On October 1st, Texifter staff will begin testing the GNIP Firehose for Twitter, which delivers 100% of the Tweets you want, based on the criteria which users provide. This is a remarkable tool and will greatly contribute to the evolution of DiscoverText as a major social media text analytic toolkit.
Currently, Twitter restricts its public API to 150 unauthenticated calls, per hour, per IP Address. Going over any of these limits results in the user being presented with “Error 420”, which simply means that the user is being rate limited, and the feeds will begin harvesting after a break. This most recently hampered DiscoverText users back in August, when users began seeing near constant rate limitations.
While Twitter has always included these regulations in their public API rules, Twitter might have become more cognizant of those harvesting large amounts of data (not just us), and as a result, are cracking down on heavy users.
The GNIP “Power Track” Firehose will eliminate all the rate limits of the Twitter public API, and allow DiscoverText users to harvest unregulated data with extremely robust metadata. The Firehose allows users to run a search where GNIP guarantees ALL Tweets will be harvested. This is an improvement upon the current 1,500 Tweet limit imposed by Twitter. In addition, searches have the ability to use certain operations to guarantee only certain results.

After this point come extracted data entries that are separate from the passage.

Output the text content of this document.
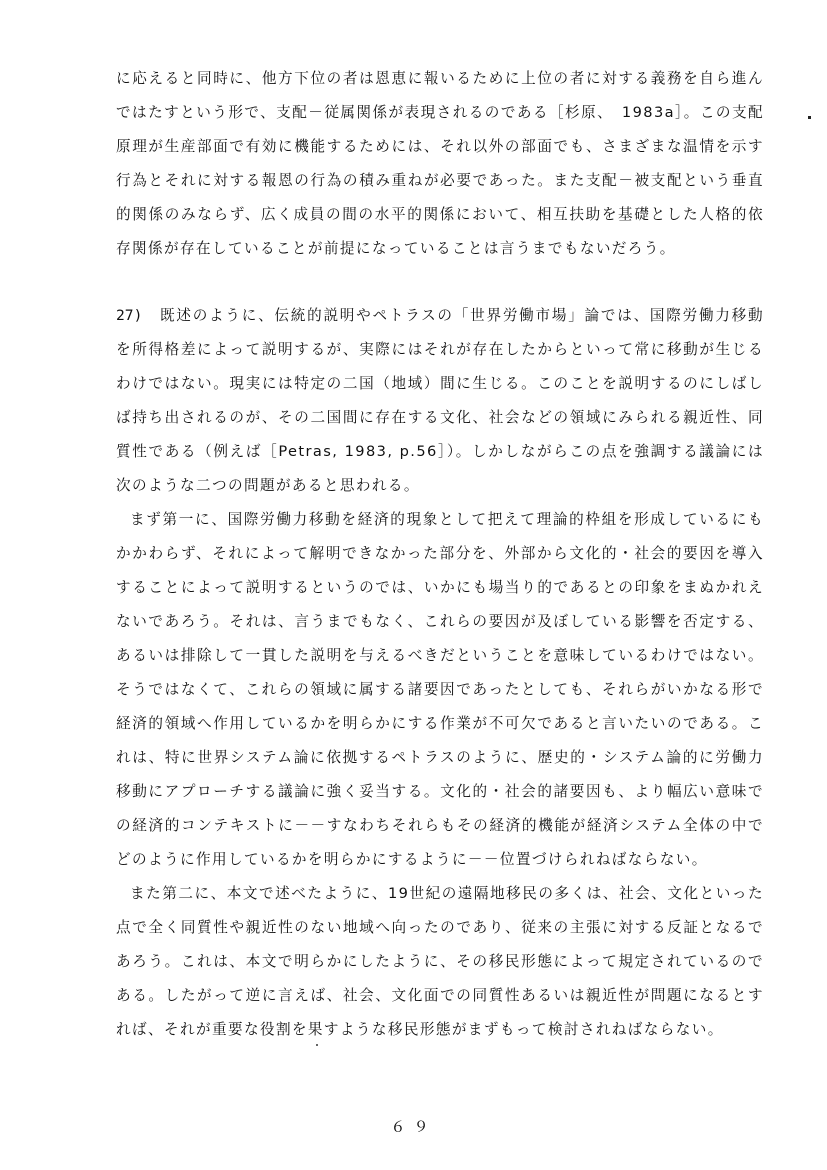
に応えると同時に、他方下位の者は恩恵に報いるために上位の者に対する義務を自ら進ん
ではたすという形で、支配－従属関係が表現されるのである［杉原、　1983a］。この支配
原理が生産部面で有効に機能するためには、それ以外の部面でも、さまざまな温情を示す
行為とそれに対する報恩の行為の積み重ねが必要であった。また支配－被支配という垂直
的関係のみならず、広く成員の間の水平的関係において、相互扶助を基礎とした人格的依
存関係が存在していることが前提になっていることは言うまでもないだろう。
27) 既述のように、伝統的説明やペトラスの「世界労働市場」論では、国際労働力移動
を所得格差によって説明するが、実際にはそれが存在したからといって常に移動が生じる
わけではない。現実には特定の二国（地域）間に生じる。このことを説明するのにしばし
ば持ち出されるのが、その二国間に存在する文化、社会などの領域にみられる親近性、同
質性である（例えば［Petras, 1983, p.56］）。しかしながらこの点を強調する議論には
次のような二つの問題があると思われる。
まず第一に、国際労働力移動を経済的現象として把えて理論的枠組を形成しているにも
かかわらず、それによって解明できなかった部分を、外部から文化的・社会的要因を導入
することによって説明するというのでは、いかにも場当り的であるとの印象をまぬかれえ
ないであろう。それは、言うまでもなく、これらの要因が及ぼしている影響を否定する、
あるいは排除して一貫した説明を与えるべきだということを意味しているわけではない。
そうではなくて、これらの領域に属する諸要因であったとしても、それらがいかなる形で
経済的領域へ作用しているかを明らかにする作業が不可欠であると言いたいのである。こ
れは、特に世界システム論に依拠するペトラスのように、歴史的・システム論的に労働力
移動にアプローチする議論に強く妥当する。文化的・社会的諸要因も、より幅広い意味で
の経済的コンテキストに－－すなわちそれらもその経済的機能が経済システム全体の中で
どのように作用しているかを明らかにするように－－位置づけられねばならない。
また第二に、本文で述べたように、19世紀の遠隔地移民の多くは、社会、文化といった
点で全く同質性や親近性のない地域へ向ったのであり、従来の主張に対する反証となるで
あろう。これは、本文で明らかにしたように、その移民形態によって規定されているので
ある。したがって逆に言えば、社会、文化面での同質性あるいは親近性が問題になるとす
れば、それが重要な役割を果すような移民形態がまずもって検討されねばならない。
６９
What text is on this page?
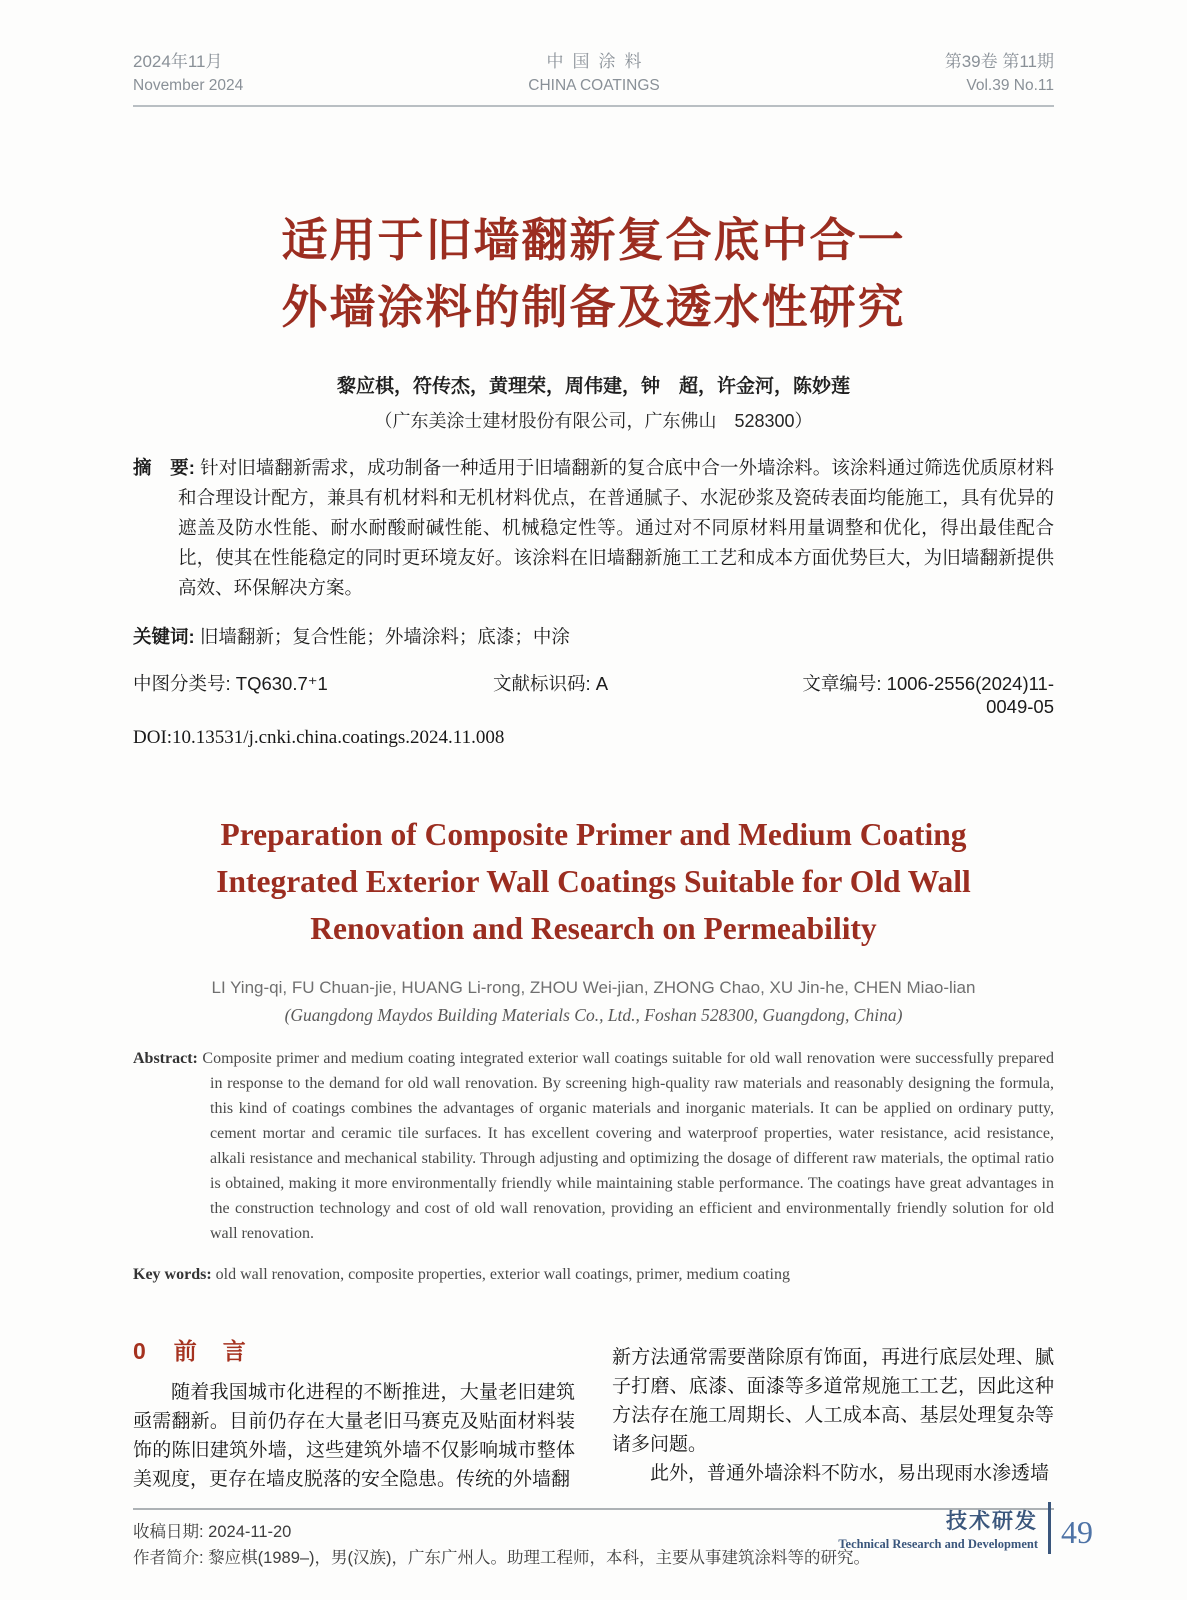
2024年11月
November 2024
中国涂料
CHINA COATINGS
第39卷 第11期
Vol.39 No.11
适用于旧墙翻新复合底中合一
外墙涂料的制备及透水性研究
黎应棋，符传杰，黄理荣，周伟建，钟　超，许金河，陈妙莲
（广东美涂士建材股份有限公司，广东佛山　528300）

摘　要: 针对旧墙翻新需求，成功制备一种适用于旧墙翻新的复合底中合一外墙涂料。该涂料通过筛选优质原材料和合理设计配方，兼具有机材料和无机材料优点，在普通腻子、水泥砂浆及瓷砖表面均能施工，具有优异的遮盖及防水性能、耐水耐酸耐碱性能、机械稳定性等。通过对不同原材料用量调整和优化，得出最佳配合比，使其在性能稳定的同时更环境友好。该涂料在旧墙翻新施工工艺和成本方面优势巨大，为旧墙翻新提供高效、环保解决方案。

关键词: 旧墙翻新；复合性能；外墙涂料；底漆；中涂

中图分类号: TQ630.7⁺1	文献标识码: A	文章编号: 1006-2556(2024)11-0049-05
DOI:10.13531/j.cnki.china.coatings.2024.11.008
Preparation of Composite Primer and Medium Coating
Integrated Exterior Wall Coatings Suitable for Old Wall
Renovation and Research on Permeability
LI Ying-qi, FU Chuan-jie, HUANG Li-rong, ZHOU Wei-jian, ZHONG Chao, XU Jin-he, CHEN Miao-lian
(Guangdong Maydos Building Materials Co., Ltd., Foshan 528300, Guangdong, China)

Abstract: Composite primer and medium coating integrated exterior wall coatings suitable for old wall renovation were successfully prepared in response to the demand for old wall renovation. By screening high-quality raw materials and reasonably designing the formula, this kind of coatings combines the advantages of organic materials and inorganic materials. It can be applied on ordinary putty, cement mortar and ceramic tile surfaces. It has excellent covering and waterproof properties, water resistance, acid resistance, alkali resistance and mechanical stability. Through adjusting and optimizing the dosage of different raw materials, the optimal ratio is obtained, making it more environmentally friendly while maintaining stable performance. The coatings have great advantages in the construction technology and cost of old wall renovation, providing an efficient and environmentally friendly solution for old wall renovation.

Key words: old wall renovation, composite properties, exterior wall coatings, primer, medium coating

0 前言

随着我国城市化进程的不断推进，大量老旧建筑亟需翻新。目前仍存在大量老旧马赛克及贴面材料装饰的陈旧建筑外墙，这些建筑外墙不仅影响城市整体美观度，更存在墙皮脱落的安全隐患。传统的外墙翻

新方法通常需要凿除原有饰面，再进行底层处理、腻子打磨、底漆、面漆等多道常规施工工艺，因此这种方法存在施工周期长、人工成本高、基层处理复杂等诸多问题。

此外，普通外墙涂料不防水，易出现雨水渗透墙

收稿日期: 2024-11-20
作者简介: 黎应棋(1989–)，男(汉族)，广东广州人。助理工程师，本科，主要从事建筑涂料等的研究。
技术研发
Technical Research and Development 49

For example, Twitter searches on DiscoverText will allow users to specify a Klout score (or range of scores), as a filter. Only the Tweets with that score, or falling within that range, will be archived. To assure that searches will be unhindered by bandwidth and processing constraints, Texifter staff has been working assure that data will stream unhindered into DiscoverText databases.
The metadata which is harvested via GNIP is extremely robust, and it will allow users to make deeper more insightful inferences about their data. Currently, the public API only provides basic information, such as user, time, and date, along with the Tweets. The GNIP-enabled Full Firehose opens to door to more metadata, which will allow for more complete and insightful analysis, here are some of the new metadata features:
- Filter on KLOUT Scores. Data can be analyzed according to a person’s internet presence, or influence, as determined by their Klout score.
- All #Hashtags will be harvested, allowing users to find associations between hashtags, specific users, text, and re-tweet patterns.
- Find the actual number of re-tweets in a collection.
- Specify the language of posts. Want only English posts? Use the operator “eg”.
- Leverage location data, may include country, city, and the coordinates. Soon, using the Google Maps API, DiscoverText will have the ability to map Tweets, allowing users to find hotspots.
- Determine the number of tweets per user.
These are just a few of the powerful options. Advanced metadata filters within DiscoverText will be modified to allow the user to search for all of these within the Advanced Search. All these features will be available on DiscoverText in private beta beginning October 8, 2011. Starting October 1, Texifter personnel will be internally testing the Firehose. On the 8th, a small numbers of users will be granted first access to using the Firehose through DiscoverText. Depending on how smoothly the beta proceeds, additional users will be granted access each day. We are currently holding a sign-up for the beta and we are still taking applications.